Le blog du Temps de l'Immaculée.
17/06/2026
Quand on pense à l'amitié franco-américaine, on a tout de suite en tête le marquis de La Fayette, la bataille de Yorktown et, bien sûr, la Statue de la Liberté. Bref, une histoire de diplomatie, de fusils et de grands symboles politiques. Mais il existe une autre face de la médaille, beaucoup moins connue.
Dans un pays bâti par et pour une majorité protestante, ce sont des Français qui ont posé les fondations et assuré la survie de l'Église catholique américaine. C'est une véritable épopée digne d'un grand western, avec ses pionniers, ses exilés et ses bâtisseurs infatigables.

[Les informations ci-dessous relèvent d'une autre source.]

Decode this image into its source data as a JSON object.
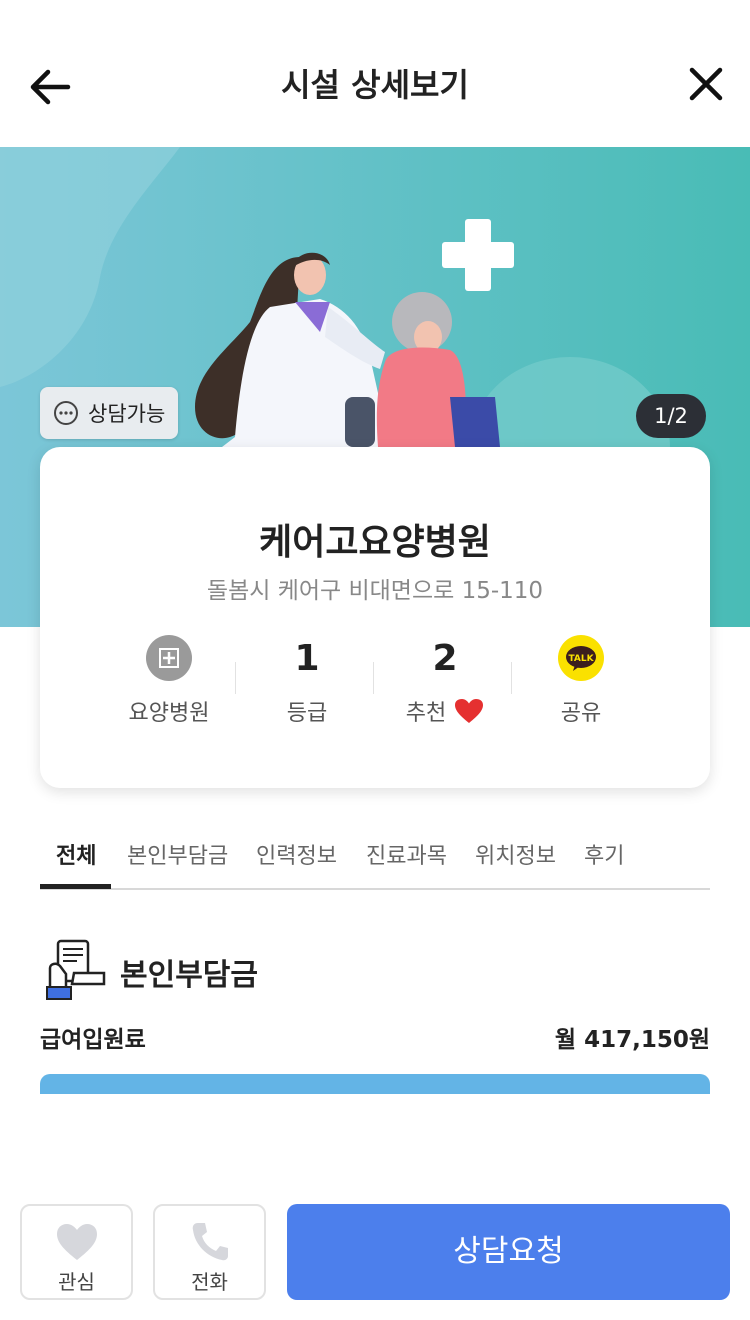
{
  "header": {
    "title": "시설 상세보기"
  },
  "hero": {
    "consult_badge": "상담가능",
    "pager": "1/2"
  },
  "facility": {
    "name": "케어고요양병원",
    "address": "돌봄시 케어구 비대면으로 15-110",
    "stats": [
      {
        "value": "",
        "label": "요양병원",
        "icon": "hospital-icon"
      },
      {
        "value": "1",
        "label": "등급"
      },
      {
        "value": "2",
        "label": "추천",
        "icon": "heart-icon"
      },
      {
        "value": "",
        "label": "공유",
        "icon": "kakaotalk-icon",
        "icon_text": "TALK"
      }
    ]
  },
  "tabs": [
    "전체",
    "본인부담금",
    "인력정보",
    "진료과목",
    "위치정보",
    "후기"
  ],
  "section": {
    "title": "본인부담금",
    "row_label": "급여입원료",
    "row_value": "월 417,150원"
  },
  "bottom": {
    "interest": "관심",
    "call": "전화",
    "cta": "상담요청"
  },
  "colors": {
    "accent": "#4c7fec",
    "hero_bg": "#5ec0c8",
    "bar": "#63b4e6",
    "kakao": "#fae100",
    "heart": "#e53030"
  }
}
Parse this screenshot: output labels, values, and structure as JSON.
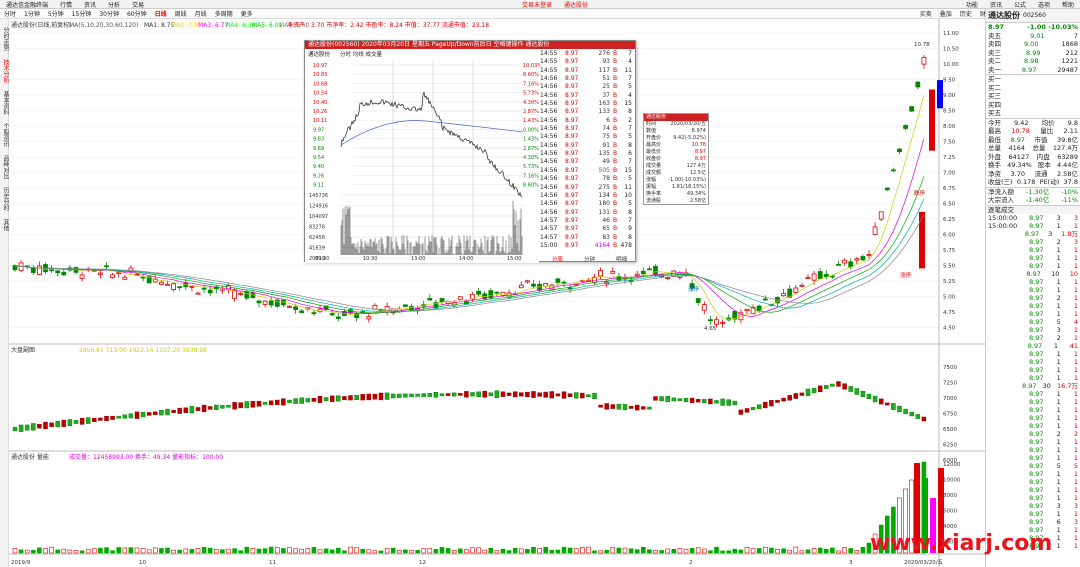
{
  "menubar": {
    "app": "通达信金融终端",
    "items": [
      "行情",
      "资讯",
      "分析",
      "交易"
    ],
    "center": "交易未登录",
    "stock": "通达股份",
    "right": [
      "功能",
      "资讯",
      "公式",
      "选项",
      "帮助"
    ]
  },
  "tabbar": {
    "tabs": [
      "分时",
      "1分钟",
      "5分钟",
      "15分钟",
      "30分钟",
      "60分钟",
      "日线",
      "周线",
      "月线",
      "多周期",
      "更多"
    ],
    "active": "日线",
    "tools": [
      "买卖",
      "叠加",
      "历史",
      "财务",
      "F10",
      "标记",
      "+自选",
      "画线"
    ]
  },
  "leftbar": [
    "分时走势",
    "技术分析",
    "基本资料",
    "个股资讯",
    "品种对比",
    "历史分时",
    "其他"
  ],
  "main_header": {
    "name": "通达股份(日线,前复权)",
    "ma_label": "MA(5,10,20,30,60,120)",
    "mas": [
      {
        "k": "MA1",
        "v": "8.75",
        "c": "#ffffff"
      },
      {
        "k": "MA2",
        "v": "7.57",
        "c": "#ffcc00"
      },
      {
        "k": "MA3",
        "v": "6.77",
        "c": "#ff00ff"
      },
      {
        "k": "MA4",
        "v": "6.30",
        "c": "#00ff00"
      },
      {
        "k": "MA5",
        "v": "6.01",
        "c": "#00cc00"
      },
      {
        "k": "MA6",
        "v": "5.60",
        "c": "#888888"
      }
    ],
    "extra": "净资产：3.70 市净率：2.42 市盈率：8.24 市值：37.77 流通市值：23.18"
  },
  "price_axis": [
    "11.00",
    "10.50",
    "10.00",
    "9.50",
    "9.00",
    "8.50",
    "8.00",
    "7.50",
    "7.25",
    "7.00",
    "6.75",
    "6.50",
    "6.25",
    "6.00",
    "5.75",
    "5.50",
    "5.25",
    "5.00",
    "4.75",
    "4.50"
  ],
  "annotations": {
    "high": "10.78",
    "low": "4.65",
    "mark1": "涨停",
    "mark2": "跌停",
    "mark3": "涨停"
  },
  "index_panel": {
    "title": "大盘副图",
    "vals": "2856.81 713.00 1922.14 1107.20 3838.98",
    "axis": [
      "7500",
      "7250",
      "7000",
      "6750",
      "6500",
      "6250",
      "6000"
    ]
  },
  "vol_panel": {
    "title": "通达股份 量能",
    "vals": "成交量：12458993.00 换手：49.34 量能指标：100.00",
    "axis": [
      "12000",
      "10000",
      "8000",
      "6000",
      "4000",
      "2000"
    ]
  },
  "date_axis": [
    "2019/9",
    "10",
    "11",
    "12",
    "2",
    "3",
    "2020/03/20/五"
  ],
  "popup": {
    "title": "通达股份(002560) 2020年03月20日 星期五 PageUp/Down前后日 空格键操作 通达股份",
    "subtitle": "分时  均线  成交量",
    "prices": [
      "10.97",
      "10.83",
      "10.68",
      "10.54",
      "10.40",
      "10.26",
      "10.11",
      "9.97",
      "9.83",
      "9.69",
      "9.54",
      "9.40",
      "9.26",
      "9.11",
      "9.97"
    ],
    "pcts": [
      "10.03%",
      "8.60%",
      "7.16%",
      "5.73%",
      "4.30%",
      "2.87%",
      "1.43%",
      "0.00%",
      "1.43%",
      "2.87%",
      "4.30%",
      "5.73%",
      "7.16%",
      "8.60%"
    ],
    "vols": [
      "145736",
      "124916",
      "104097",
      "83278",
      "62458",
      "41639",
      "20819"
    ],
    "times": [
      "09:30",
      "10:30",
      "13:00",
      "14:00",
      "15:00"
    ],
    "bottom": [
      "分笔",
      "分钟",
      "明细"
    ],
    "ticks": [
      [
        "14:55",
        "8.97",
        "276",
        "B",
        "7"
      ],
      [
        "14:55",
        "8.97",
        "93",
        "B",
        "4"
      ],
      [
        "14:55",
        "8.97",
        "117",
        "B",
        "11"
      ],
      [
        "14:56",
        "8.97",
        "51",
        "B",
        "7"
      ],
      [
        "14:56",
        "8.97",
        "25",
        "B",
        "5"
      ],
      [
        "14:56",
        "8.97",
        "37",
        "B",
        "4"
      ],
      [
        "14:56",
        "8.97",
        "163",
        "B",
        "15"
      ],
      [
        "14:56",
        "8.97",
        "133",
        "B",
        "8"
      ],
      [
        "14:56",
        "8.97",
        "6",
        "B",
        "2"
      ],
      [
        "14:56",
        "8.97",
        "74",
        "B",
        "7"
      ],
      [
        "14:56",
        "8.97",
        "75",
        "B",
        "5"
      ],
      [
        "14:56",
        "8.97",
        "91",
        "B",
        "8"
      ],
      [
        "14:56",
        "8.97",
        "135",
        "B",
        "6"
      ],
      [
        "14:56",
        "8.97",
        "49",
        "B",
        "7"
      ],
      [
        "14:56",
        "8.97",
        "505",
        "B",
        "15"
      ],
      [
        "14:56",
        "8.97",
        "78",
        "B",
        "5"
      ],
      [
        "14:56",
        "8.97",
        "275",
        "B",
        "11"
      ],
      [
        "14:56",
        "8.97",
        "134",
        "B",
        "10"
      ],
      [
        "14:56",
        "8.97",
        "180",
        "B",
        "5"
      ],
      [
        "14:56",
        "8.97",
        "131",
        "B",
        "8"
      ],
      [
        "14:57",
        "8.97",
        "46",
        "B",
        "7"
      ],
      [
        "14:57",
        "8.97",
        "65",
        "B",
        "9"
      ],
      [
        "14:57",
        "8.97",
        "83",
        "B",
        "8"
      ],
      [
        "15:00",
        "8.97",
        "4164",
        "B",
        "478"
      ]
    ]
  },
  "infobox": {
    "title": "通达股份",
    "rows": [
      [
        "时间",
        "2020/03/20/五"
      ],
      [
        "数值",
        "8.974"
      ],
      [
        "开盘价",
        "9.42(-5.02%)"
      ],
      [
        "最高价",
        "10.78"
      ],
      [
        "最低价",
        "8.97"
      ],
      [
        "收盘价",
        "8.97"
      ],
      [
        "成交量",
        "127.4万"
      ],
      [
        "成交额",
        "12.5亿"
      ],
      [
        "涨幅",
        "-1.00(-10.03%)"
      ],
      [
        "振幅",
        "1.81(18.15%)"
      ],
      [
        "换手率",
        "49.34%"
      ],
      [
        "流通股",
        "2.58亿"
      ]
    ]
  },
  "right": {
    "name": "通达股份",
    "code": "002560",
    "price": "8.97",
    "chg": "-1.00",
    "pct": "-10.03%",
    "asks": [
      [
        "卖五",
        "9.01",
        "7"
      ],
      [
        "卖四",
        "9.00",
        "1868"
      ],
      [
        "卖三",
        "8.99",
        "212"
      ],
      [
        "卖二",
        "8.98",
        "1221"
      ],
      [
        "卖一",
        "8.97",
        "29487"
      ]
    ],
    "bids": [
      [
        "买一",
        "",
        ""
      ],
      [
        "买二",
        "",
        ""
      ],
      [
        "买三",
        "",
        ""
      ],
      [
        "买四",
        "",
        ""
      ],
      [
        "买五",
        "",
        ""
      ]
    ],
    "stats": [
      [
        "今开",
        "9.42",
        "均价",
        "9.8"
      ],
      [
        "最高",
        "10.78",
        "量比",
        "2.11"
      ],
      [
        "最低",
        "8.97",
        "市值",
        "39.8亿"
      ],
      [
        "总量",
        "4164",
        "总量",
        "127.4万"
      ],
      [
        "外盘",
        "64127",
        "内盘",
        "63289"
      ],
      [
        "换手",
        "49.34%",
        "股本",
        "4.44亿"
      ],
      [
        "净资",
        "3.70",
        "流通",
        "2.58亿"
      ],
      [
        "收益(三)",
        "0.178",
        "PE(动)",
        "37.8"
      ]
    ],
    "flow": [
      [
        "净流入额",
        "-1.30亿",
        "-10%"
      ],
      [
        "大宗流入",
        "-1.40亿",
        "-11%"
      ]
    ],
    "flow_title": "逐笔成交",
    "trades": [
      [
        "15:00:00",
        "8.97",
        "3",
        "3"
      ],
      [
        "15:00:00",
        "8.97",
        "1",
        "1"
      ],
      [
        "",
        "8.97",
        "3",
        "1.8万"
      ],
      [
        "",
        "8.97",
        "2",
        "3"
      ],
      [
        "",
        "8.97",
        "1",
        "1"
      ],
      [
        "",
        "8.97",
        "1",
        "1"
      ],
      [
        "",
        "8.97",
        "1",
        "1"
      ],
      [
        "",
        "8.97",
        "10",
        "10"
      ],
      [
        "",
        "8.97",
        "1",
        "1"
      ],
      [
        "",
        "8.97",
        "1",
        "1"
      ],
      [
        "",
        "8.97",
        "2",
        "1"
      ],
      [
        "",
        "8.97",
        "1",
        "1"
      ],
      [
        "",
        "8.97",
        "1",
        "1"
      ],
      [
        "",
        "8.97",
        "5",
        "4"
      ],
      [
        "",
        "8.97",
        "3",
        "1"
      ],
      [
        "",
        "8.97",
        "2",
        "1"
      ],
      [
        "",
        "8.97",
        "1",
        "41"
      ],
      [
        "",
        "8.97",
        "1",
        "1"
      ],
      [
        "",
        "8.97",
        "1",
        "1"
      ],
      [
        "",
        "8.97",
        "1",
        "1"
      ],
      [
        "",
        "8.97",
        "1",
        "1"
      ],
      [
        "",
        "8.97",
        "30",
        "16.7万"
      ],
      [
        "",
        "8.97",
        "1",
        "1"
      ],
      [
        "",
        "8.97",
        "1",
        "1"
      ],
      [
        "",
        "8.97",
        "1",
        "1"
      ],
      [
        "",
        "8.97",
        "1",
        "1"
      ],
      [
        "",
        "8.97",
        "1",
        "1"
      ],
      [
        "",
        "8.97",
        "2",
        "2"
      ],
      [
        "",
        "8.97",
        "1",
        "1"
      ],
      [
        "",
        "8.97",
        "1",
        "1"
      ],
      [
        "",
        "8.97",
        "1",
        "1"
      ],
      [
        "",
        "8.97",
        "5",
        "5"
      ],
      [
        "",
        "8.97",
        "1",
        "1"
      ],
      [
        "",
        "8.97",
        "1",
        "1"
      ],
      [
        "",
        "8.97",
        "1",
        "1"
      ],
      [
        "",
        "8.97",
        "1",
        "1"
      ],
      [
        "",
        "8.97",
        "3",
        "3"
      ],
      [
        "",
        "8.97",
        "1",
        "1"
      ],
      [
        "",
        "8.97",
        "6",
        "3"
      ],
      [
        "",
        "8.97",
        "1",
        "1"
      ],
      [
        "",
        "8.97",
        "1",
        "1"
      ],
      [
        "",
        "8.97",
        "1",
        "1"
      ]
    ]
  },
  "watermark": "www.xiarj.com"
}
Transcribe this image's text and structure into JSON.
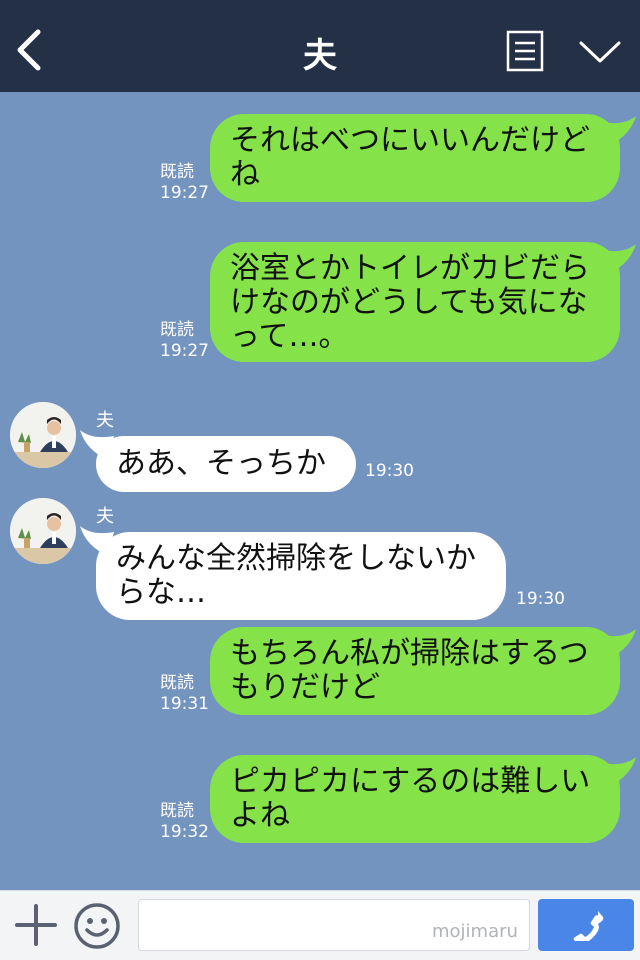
{
  "header": {
    "title": "夫",
    "back_icon": "chevron-left-icon",
    "notes_icon": "notes-icon",
    "menu_icon": "chevron-down-icon"
  },
  "messages": [
    {
      "dir": "out",
      "lines": [
        "それはべつにいいんだけど",
        "ね"
      ],
      "read": "既読",
      "time": "19:27"
    },
    {
      "dir": "out",
      "lines": [
        "浴室とかトイレがカビだら",
        "けなのがどうしても気にな",
        "って…。"
      ],
      "read": "既読",
      "time": "19:27"
    },
    {
      "dir": "in",
      "sender": "夫",
      "lines": [
        "ああ、そっちか"
      ],
      "time": "19:30"
    },
    {
      "dir": "in",
      "sender": "夫",
      "lines": [
        "みんな全然掃除をしないか",
        "らな…"
      ],
      "time": "19:30"
    },
    {
      "dir": "out",
      "lines": [
        "もちろん私が掃除はするつ",
        "もりだけど"
      ],
      "read": "既読",
      "time": "19:31"
    },
    {
      "dir": "out",
      "lines": [
        "ピカピカにするのは難しい",
        "よね"
      ],
      "read": "既読",
      "time": "19:32"
    }
  ],
  "footer": {
    "input_value": "",
    "watermark": "mojimaru",
    "plus_icon": "plus-icon",
    "emoji_icon": "smiley-icon",
    "call_icon": "phone-icon"
  },
  "colors": {
    "header": "#243045",
    "background": "#7494c0",
    "bubble_out": "#85e249",
    "bubble_in": "#ffffff",
    "call_button": "#4a86e8"
  }
}
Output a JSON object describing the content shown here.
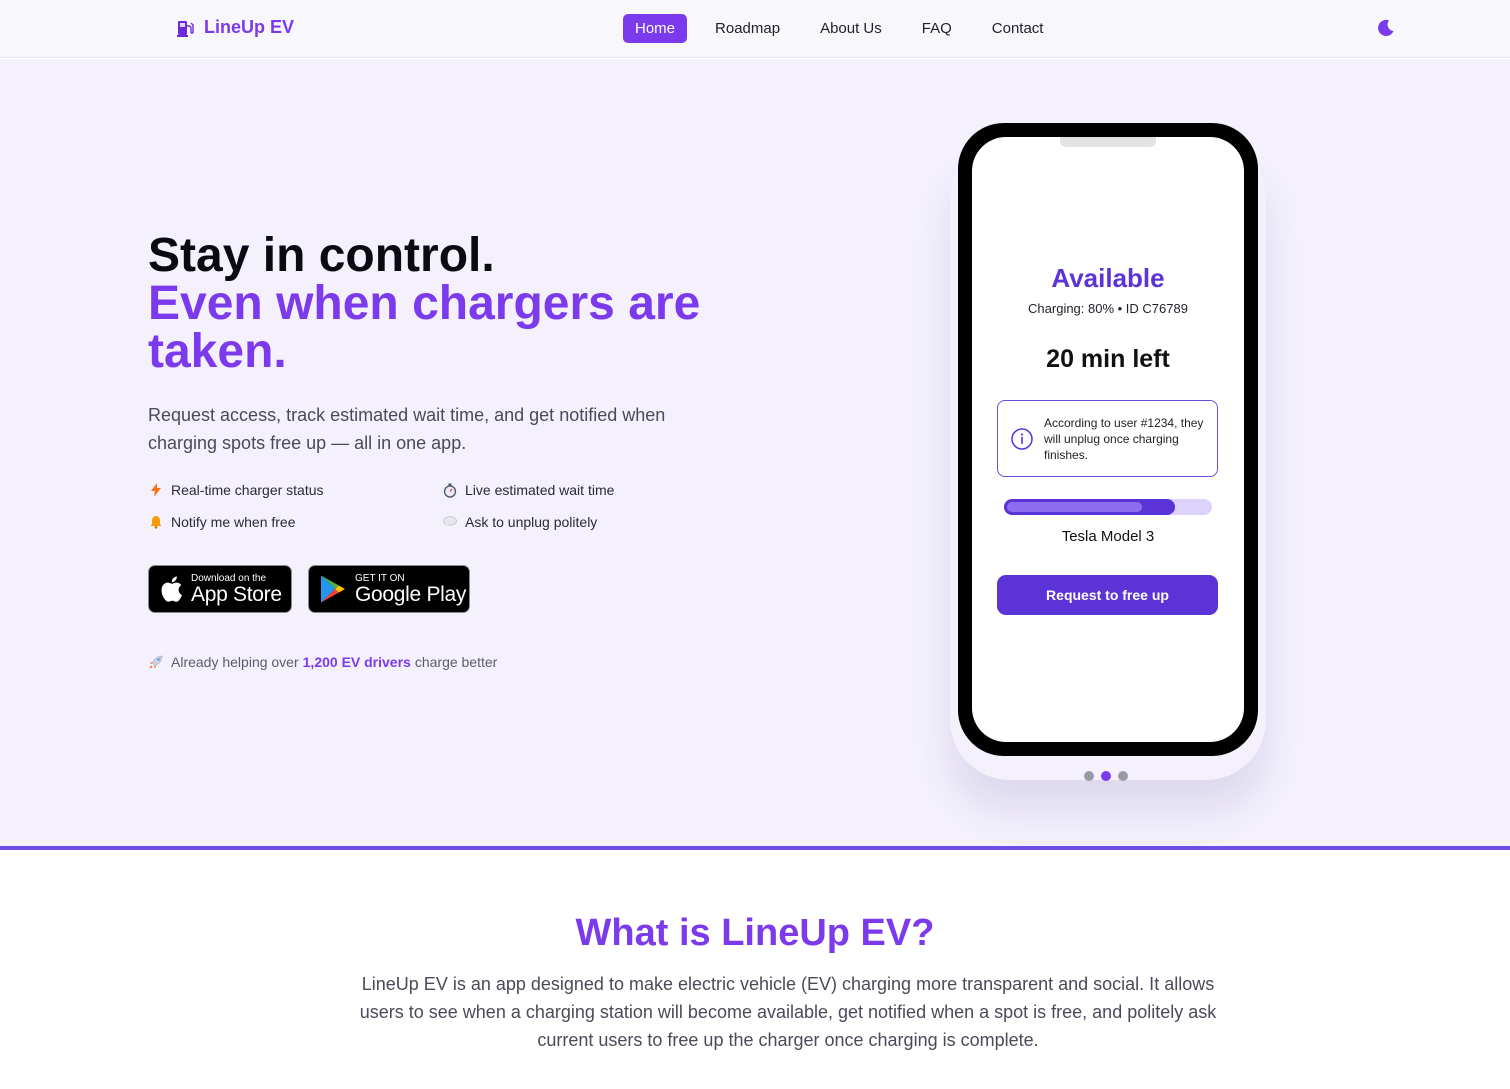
{
  "nav": {
    "brand": "LineUp EV",
    "links": [
      "Home",
      "Roadmap",
      "About Us",
      "FAQ",
      "Contact"
    ],
    "active": "Home"
  },
  "hero": {
    "title_line1": "Stay in control.",
    "title_line2": "Even when chargers are taken.",
    "subtitle": "Request access, track estimated wait time, and get notified when charging spots free up — all in one app.",
    "features": [
      {
        "icon": "lightning-icon",
        "label": "Real-time charger status"
      },
      {
        "icon": "stopwatch-icon",
        "label": "Live estimated wait time"
      },
      {
        "icon": "bell-icon",
        "label": "Notify me when free"
      },
      {
        "icon": "speech-bubble-icon",
        "label": "Ask to unplug politely"
      }
    ],
    "app_store": {
      "small": "Download on the",
      "big": "App Store"
    },
    "google_play": {
      "small": "GET IT ON",
      "big": "Google Play"
    },
    "trust": {
      "before": "Already helping over",
      "highlight": "1,200 EV drivers",
      "after": "charge better"
    }
  },
  "phone": {
    "status": "Available",
    "meta": "Charging: 80% • ID C76789",
    "time_left": "20 min left",
    "note": "According to user #1234, they will unplug once charging finishes.",
    "progress_fraction": 0.82,
    "car": "Tesla Model 3",
    "button": "Request to free up"
  },
  "carousel": {
    "count": 3,
    "active_index": 1
  },
  "what": {
    "title": "What is LineUp EV?",
    "body": "LineUp EV is an app designed to make electric vehicle (EV) charging more transparent and social. It allows users to see when a charging station will become available, get notified when a spot is free, and politely ask current users to free up the charger once charging is complete."
  },
  "colors": {
    "accent": "#7c3aed",
    "button": "#5b33d6",
    "hero_bg": "#f4f1fd"
  }
}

Voici l'histoire secrète de ces "pères fondateurs" en soutane.
Des neiges du Canada aux plaines de la Louisiane
L'aventure commence bien avant l'indépendance des États-Unis, à l'époque où la France possédait un territoire colossal sur le continent : la Nouvelle-France. Ce bout du monde s'étendait du Québec actuel jusqu'au golfe du Mexique.
Dès le XVIIe siècle, sous l'impulsion de Richelieu, la France y lance de vastes missions d'évangélisation. Le terrain est hostile et la mission périlleuse. Des jésuites y laissent la vie (comme le Père Jean de Brébeuf, martyrisé par les Iroquois), tandis que des figures féminines d'exception, comme sainte Marie de l'Incarnation, fondent des monastères pour éduquer les Amérindiennes.
Puis, les guerres rebattent les cartes. Au tournant du XIXe siècle, la France est dépossédée de ses terres par les Anglais, puis vend la Louisiane aux Américains. On pourrait croire que la présence française s'arrête là. C'était mal connaître nos compatriotes !
L'effet inattendu de la Révolution française
En 1789, les États-Unis sont nés. Les catholiques américains, souvent d'origine anglaise et fuyant les persécutions anglicanes, sont une poignée. Ils ont leur capitale spirituelle, Baltimore, et leur premier évêque, Mgr John Carroll. Mais il y a un problème de taille : le pays manque cruellement de prêtres. On en compte alors à peine 27 pour 25 000 fidèles.
L'évêque appelle à l'aide. Et c'est là que l'Histoire bascule grâce à une ironie du sort : c'est la Révolution française qui va sauver le catholicisme aux États-Unis.
Pressentant que la Terreur va s'abattre sur le clergé en France, le supérieur de la compagnie de Saint-Sulpice décide de répondre à l'appel de Baltimore. Les Sulpiciens traversent l'Atlantique et fondent en 1791 le séminaire Sainte-Marie. Le succès est absolu : c'est là que sera formé tout le clergé américain du XIXe siècle. Pour vous donner une idée de l'empreinte française, tous les directeurs de ce séminaire seront français jusqu'en 1902 !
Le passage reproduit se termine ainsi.